On average, second language learners perform worse on screenings than their peers, which makes it difficult to identify the children who require early support and would benefit from it the most. This is why our task uses made-up symbols and speech sounds, rather than German words. We capture learning progression by engaging the cognitive processes involved in learning to read.
In addition, our learning task measures how fast children acquire new knowledge. Most screenings tell us only about children’s current performance and not about their learning potential. Our approach might, in the future, also help to determine where in the learning process difficulties occur and which phase of learning needs support, to inform interventions tailored to individual needs.

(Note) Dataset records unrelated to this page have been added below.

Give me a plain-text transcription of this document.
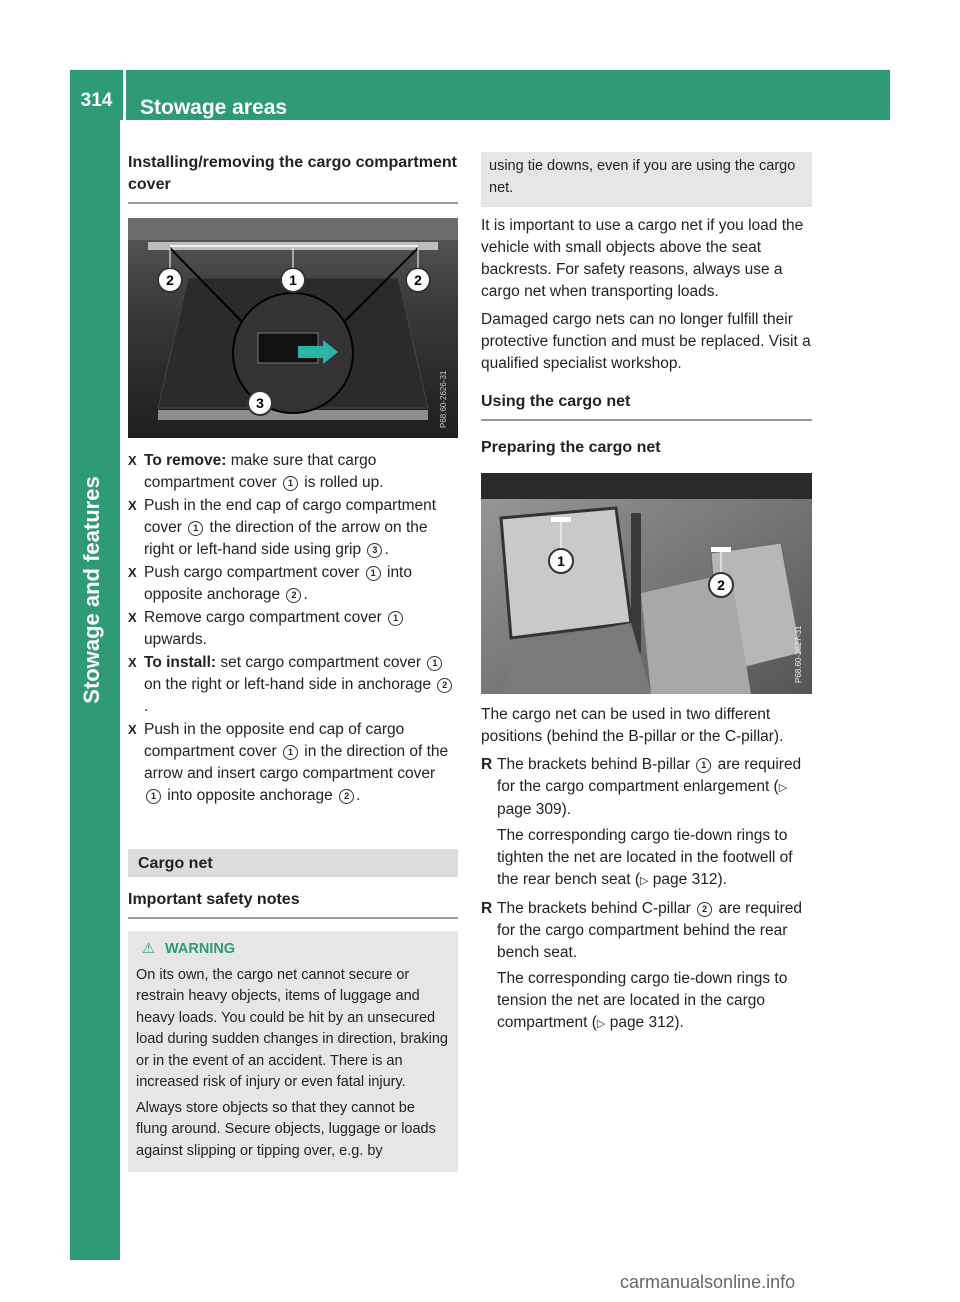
314	Stowage areas
Stowage and features
Installing/removing the cargo compartment cover
2	1	2
3	P68.60-2626-31
X To remove: make sure that cargo compartment cover 1 is rolled up.
X Push in the end cap of cargo compartment cover 1 the direction of the arrow on the right or left-hand side using grip 3 .
X Push cargo compartment cover 1 into opposite anchorage 2 .
X Remove cargo compartment cover 1 upwards.
X To install: set cargo compartment cover 1 on the right or left-hand side in anchorage 2.
X Push in the opposite end cap of cargo compartment cover 1 in the direction of the arrow and insert cargo compartment cover 1 into opposite anchorage 2 .
Cargo net
Important safety notes
⚠ WARNING

On its own, the cargo net cannot secure or restrain heavy objects, items of luggage and heavy loads. You could be hit by an unsecured load during sudden changes in direction, braking or in the event of an accident. There is an increased risk of injury or even fatal injury.

Always store objects so that they cannot be flung around. Secure objects, luggage or loads against slipping or tipping over, e.g. by

using tie downs, even if you are using the cargo net.

It is important to use a cargo net if you load the vehicle with small objects above the seat backrests. For safety reasons, always use a cargo net when transporting loads.

Damaged cargo nets can no longer fulfill their protective function and must be replaced. Visit a qualified specialist workshop.

Using the cargo net
Preparing the cargo net
1
2
P68.60-2627-31

The cargo net can be used in two different positions (behind the B-pillar or the C-pillar).

R The brackets behind B-pillar 1 are required for the cargo compartment enlargement (▷ page 309).

The corresponding cargo tie-down rings to tighten the net are located in the footwell of the rear bench seat (▷ page 312).

R The brackets behind C-pillar 2 are required for the cargo compartment behind the rear bench seat.

The corresponding cargo tie-down rings to tension the net are located in the cargo compartment (▷ page 312).

carmanualsonline.info
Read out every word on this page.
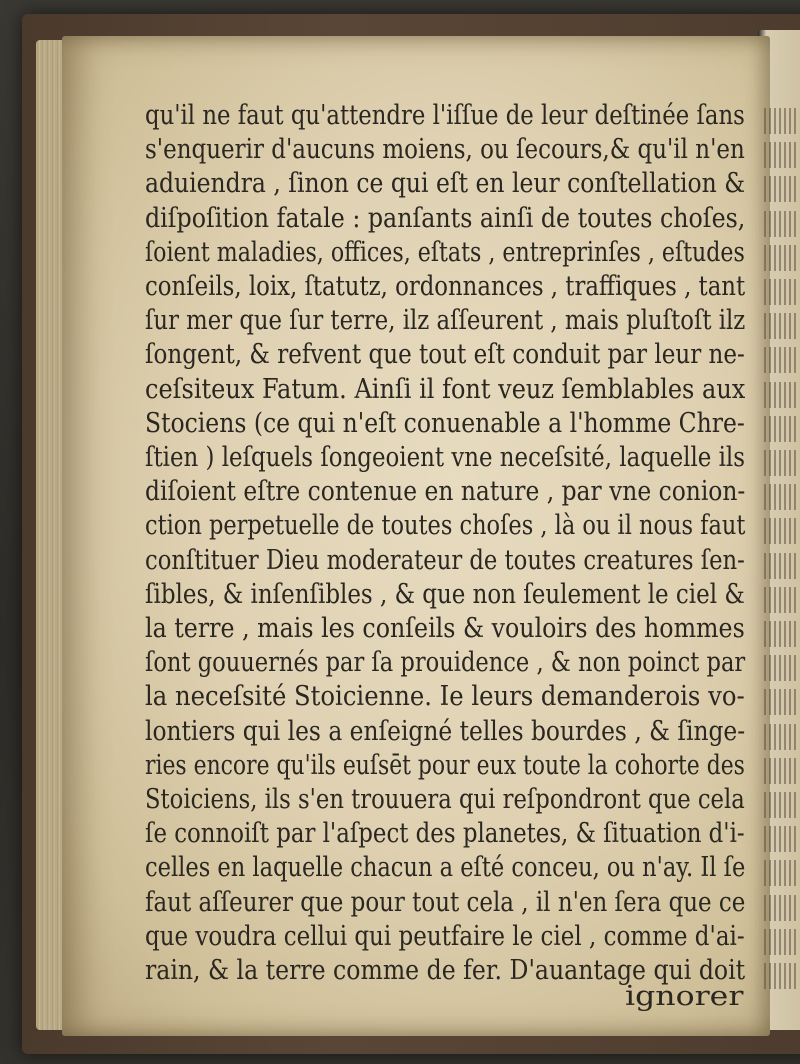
qu'il ne faut qu'attendre l'iſſue de leur deſtinée ſans
s'enquerir d'aucuns moiens, ou ſecours,& qu'il n'en
aduiendra , ſinon ce qui eſt en leur conſtellation &
diſpoſition fatale : panſants ainſi de toutes choſes,
ſoient maladies, offices, eſtats , entreprinſes , eſtudes
conſeils, loix, ſtatutz, ordonnances , traffiques , tant
ſur mer que ſur terre, ilz aſſeurent , mais pluſtoſt ilz
ſongent, & refvent que tout eſt conduit par leur ne-
ceſsiteux Fatum. Ainſi il font veuz ſemblables aux
Stociens (ce qui n'eſt conuenable a l'homme Chre-
ſtien ) leſquels ſongeoient vne neceſsité, laquelle ils
diſoient eſtre contenue en nature , par vne conion-
ction perpetuelle de toutes choſes , là ou il nous faut
conſtituer Dieu moderateur de toutes creatures ſen-
ſibles, & inſenſibles , & que non ſeulement le ciel &
la terre , mais les conſeils & vouloirs des hommes
ſont gouuernés par ſa prouidence , & non poinct par
la neceſsité Stoicienne. Ie leurs demanderois vo-
lontiers qui les a enſeigné telles bourdes , & ſinge-
ries encore qu'ils euſsēt pour eux toute la cohorte des
Stoiciens, ils s'en trouuera qui reſpondront que cela
ſe connoiſt par l'aſpect des planetes, & ſituation d'i-
celles en laquelle chacun a eſté conceu, ou n'ay. Il ſe
faut aſſeurer que pour tout cela , il n'en ſera que ce
que voudra cellui qui peutfaire le ciel , comme d'ai-
rain, & la terre comme de fer. D'auantage qui doit
ignorer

Making screenings equitable for multilingual children
Multilingualism is multidimensional and contains many layers of complexity. The multilingual children in our region acquire different combinations of languages and dialects with various sound systems at different ages. They experience uneven exposure to the majority language in contexts like home or school, and they are more likely to grow up in families that are either significantly above or below average in terms of socioeconomic status.
We want to understand how cognitive, linguistic, and environmental factors interact so that we can better distinguish between multilingual variation and early signs of reading difficulties. This would allow for more equitable screenings and early support for children who are at risk of reading difficulties, irrespective of their language experiences.
In Switzerland, 68% of residents use more than one language in their everyday lives, and the percentage is even higher for young people. With multilingualism growing, there is still much to learn about how language diversity affects how children learn to read. In our research, we seek to capture the individual learning trajectories of children with diverse language experiences over time, from the prereading stage through the first years of literacy instruction. This will help us understand to what extent early individual differences in short-term learning are related to long-term growth patterns in reading. This will give us new clues about the complex and dynamic processes that influence every child’s individual path in learning to read.
Footnotes
This article is part of a series in partnership with LEVANTE, the Learning Variability Network Exchange. LEVANTE is a global research network that is improving our understanding of variability through large scale coordinated data collection. Each article features the latest scientific thinking from one of the research sites of LEVANTE. LEVANTE is an initiative of the Jacobs Foundation.
Using the LEVANTE framework we plan to collect longitudinal data to investigate individual differences in learning development in two ongoing MRI studies in Zurich: The Neural Genetics Trajectories project within the NCCR Evolving Language funded by the Swiss National Science Foundation, and the Child Brain Circuits project of the University Research Priority Program “Adaptive Brain Circuits in Development and Learning (AdaBD)” funded by the University of Zurich.